The government has announced that it will delay the publication of its childhood obesity strategy, effectively postponing a decision about a potential sugar tax.
Sources close to the Conservative party have indicated that it is now likely to be published in the summer, and that the concept of sugar tax is certainly not off the table.
There has been a large degree of speculation about the reasons behind the postponement of this critical document, but the Department of Health has already responded on the matter.
A statement from the department indicated that there is simply more work to do on finalising the final recommendations of the document, despite suggestions David Cameron may have delayed publication because he is concerned with the EU referendum at present.
Cameron had previously indicated that he was somewhat hostile to the concept of a sugar tax, but comments last month seem to indicate that he had softened somewhat on the subject.
In a U-turn prompted by new medical evidence, the PM commented that obesity was leading to diabetes, heart disease and potentially cancer, and that a sugar tax could be a viable solution that needed to be investigated.
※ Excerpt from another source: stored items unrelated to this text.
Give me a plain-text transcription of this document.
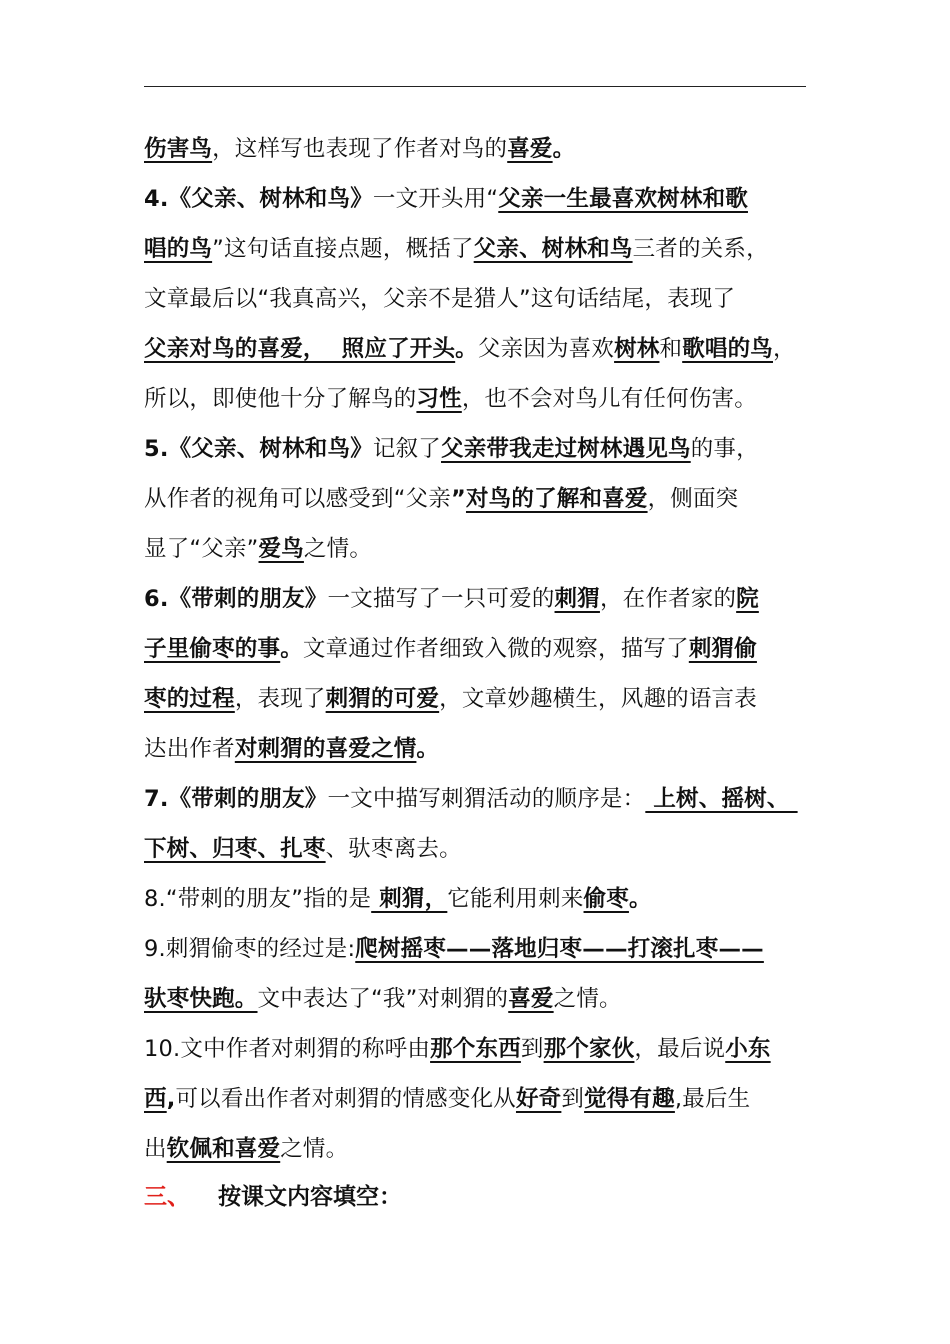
伤害鸟，这样写也表现了作者对鸟的喜爱。
4.《父亲、树林和鸟》一文开头用“父亲一生最喜欢树林和歌
唱的鸟”这句话直接点题，概括了父亲、树林和鸟三者的关系，
文章最后以“我真高兴，父亲不是猎人”这句话结尾，表现了
父亲对鸟的喜爱，  照应了开头。父亲因为喜欢树林和歌唱的鸟，
所以，即使他十分了解鸟的习性，也不会对鸟儿有任何伤害。
5.《父亲、树林和鸟》记叙了父亲带我走过树林遇见鸟的事，
从作者的视角可以感受到“父亲”对鸟的了解和喜爱，侧面突
显了“父亲”爱鸟之情。
6.《带刺的朋友》一文描写了一只可爱的刺猬，在作者家的院
子里偷枣的事。文章通过作者细致入微的观察，描写了刺猬偷
枣的过程，表现了刺猬的可爱，文章妙趣横生，风趣的语言表
达出作者对刺猬的喜爱之情。
7.《带刺的朋友》一文中描写刺猬活动的顺序是： 上树、摇树、
下树、归枣、扎枣、驮枣离去。
8.“带刺的朋友”指的是 刺猬，它能利用刺来偷枣。
9.刺猬偷枣的经过是:爬树摇枣——落地归枣——打滚扎枣——
驮枣快跑。文中表达了“我”对刺猬的喜爱之情。
10.文中作者对刺猬的称呼由那个东西到那个家伙，最后说小东
西,可以看出作者对刺猬的情感变化从好奇到觉得有趣,最后生
出钦佩和喜爱之情。
三、 按课文内容填空：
The concept of a sugar tax remains controversial, with some critics suggesting that it goes against the principle of freedom of choice, and others pointing to a similar policy’s failure in Denmark.
Commenting on the issue, Cameron stated the following.
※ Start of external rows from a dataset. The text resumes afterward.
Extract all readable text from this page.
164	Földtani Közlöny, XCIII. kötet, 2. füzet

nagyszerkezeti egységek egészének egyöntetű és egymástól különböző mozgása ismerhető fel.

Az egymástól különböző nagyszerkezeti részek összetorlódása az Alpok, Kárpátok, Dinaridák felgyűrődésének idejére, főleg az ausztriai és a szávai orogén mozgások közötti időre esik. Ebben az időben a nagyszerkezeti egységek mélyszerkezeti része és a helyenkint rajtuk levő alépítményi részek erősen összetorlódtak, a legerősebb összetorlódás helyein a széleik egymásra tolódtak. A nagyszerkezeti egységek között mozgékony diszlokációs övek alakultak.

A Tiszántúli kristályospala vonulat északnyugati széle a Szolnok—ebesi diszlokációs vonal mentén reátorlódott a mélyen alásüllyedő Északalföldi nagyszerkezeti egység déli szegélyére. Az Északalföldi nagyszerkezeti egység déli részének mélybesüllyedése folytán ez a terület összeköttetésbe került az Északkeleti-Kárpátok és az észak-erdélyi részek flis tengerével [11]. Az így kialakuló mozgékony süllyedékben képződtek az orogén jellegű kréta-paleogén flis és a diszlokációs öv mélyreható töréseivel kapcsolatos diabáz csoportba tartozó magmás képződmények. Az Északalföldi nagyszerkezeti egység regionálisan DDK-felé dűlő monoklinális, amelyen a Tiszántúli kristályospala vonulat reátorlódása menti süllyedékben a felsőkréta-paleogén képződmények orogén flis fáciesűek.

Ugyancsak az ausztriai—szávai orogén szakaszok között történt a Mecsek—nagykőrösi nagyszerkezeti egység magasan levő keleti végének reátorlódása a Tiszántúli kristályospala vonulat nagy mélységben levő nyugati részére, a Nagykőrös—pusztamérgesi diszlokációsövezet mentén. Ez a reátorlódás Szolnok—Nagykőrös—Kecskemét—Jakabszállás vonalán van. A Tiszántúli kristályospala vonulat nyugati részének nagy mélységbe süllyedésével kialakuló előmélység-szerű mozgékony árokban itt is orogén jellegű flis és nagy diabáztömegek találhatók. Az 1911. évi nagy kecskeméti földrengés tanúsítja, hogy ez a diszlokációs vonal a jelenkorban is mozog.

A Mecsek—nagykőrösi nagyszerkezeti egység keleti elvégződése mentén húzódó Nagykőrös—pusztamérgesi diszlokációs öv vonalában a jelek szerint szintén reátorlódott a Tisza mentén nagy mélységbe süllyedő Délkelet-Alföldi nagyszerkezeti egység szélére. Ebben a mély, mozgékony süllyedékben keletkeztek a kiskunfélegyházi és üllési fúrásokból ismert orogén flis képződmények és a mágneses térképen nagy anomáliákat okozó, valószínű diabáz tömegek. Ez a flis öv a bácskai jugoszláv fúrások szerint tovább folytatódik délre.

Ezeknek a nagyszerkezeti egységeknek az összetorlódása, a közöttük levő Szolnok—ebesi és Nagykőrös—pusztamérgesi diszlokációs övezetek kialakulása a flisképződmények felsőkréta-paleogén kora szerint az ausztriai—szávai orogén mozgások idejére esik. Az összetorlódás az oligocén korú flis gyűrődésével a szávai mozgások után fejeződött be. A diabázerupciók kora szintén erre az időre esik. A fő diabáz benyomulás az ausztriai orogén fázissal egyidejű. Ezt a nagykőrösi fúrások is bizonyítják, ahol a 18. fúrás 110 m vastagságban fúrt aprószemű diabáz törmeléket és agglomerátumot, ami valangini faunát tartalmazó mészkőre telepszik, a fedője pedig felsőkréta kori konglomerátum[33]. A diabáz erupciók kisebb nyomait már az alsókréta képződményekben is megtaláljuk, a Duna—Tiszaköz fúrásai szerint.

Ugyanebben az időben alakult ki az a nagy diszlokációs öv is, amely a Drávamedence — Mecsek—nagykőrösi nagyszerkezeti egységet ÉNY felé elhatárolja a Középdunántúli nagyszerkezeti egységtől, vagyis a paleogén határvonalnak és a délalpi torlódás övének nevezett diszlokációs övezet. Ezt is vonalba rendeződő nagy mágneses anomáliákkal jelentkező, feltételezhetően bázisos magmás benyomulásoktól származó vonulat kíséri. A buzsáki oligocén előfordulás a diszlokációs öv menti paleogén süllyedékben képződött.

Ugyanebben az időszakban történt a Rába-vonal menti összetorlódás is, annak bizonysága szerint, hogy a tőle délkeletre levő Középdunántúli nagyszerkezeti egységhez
“Of course it would be far better if we could make progress on all these issues without having to resort to taxes. That would be my intention. But what matters is that we do make progress. We need to look at this in the same way in the past we have looked at the dangers of smoking to health and other health-related issues.”
While numerous high profile individuals have backed the idea of the sugar tax, the position of Simon Stevens, the head of NHS England, is thought to have had a significant influence over Cameron.
Stevens suggested that a sugar tax between 10% and 20% could work effectively.
There are now four million diabetics living in Britain, and treating the condition costs the health service almost £10bn annually.
Alison Cox, Cancer Research UK’s director of prevention, was critical of the decision to delay this report.
“David Cameron has called children’s obesity a crisis and yet the Government has failed the next generation by stalling on one of its own health priorities. While the Government delays, more children will become obese. Our survey shows people want the Government to act to fight children’s obesity – eight out of 10 think it’s a problem.”
Tam Fry, from the National Obesity Forum, similarly believed that the strategy needs to be published as soon as possible.
“This constant delay in publishing the childhood obesity strategy is unforgivable and the Department of Health’s statement that they ‘want to get it right’ is the most ridiculous and lame excuse.”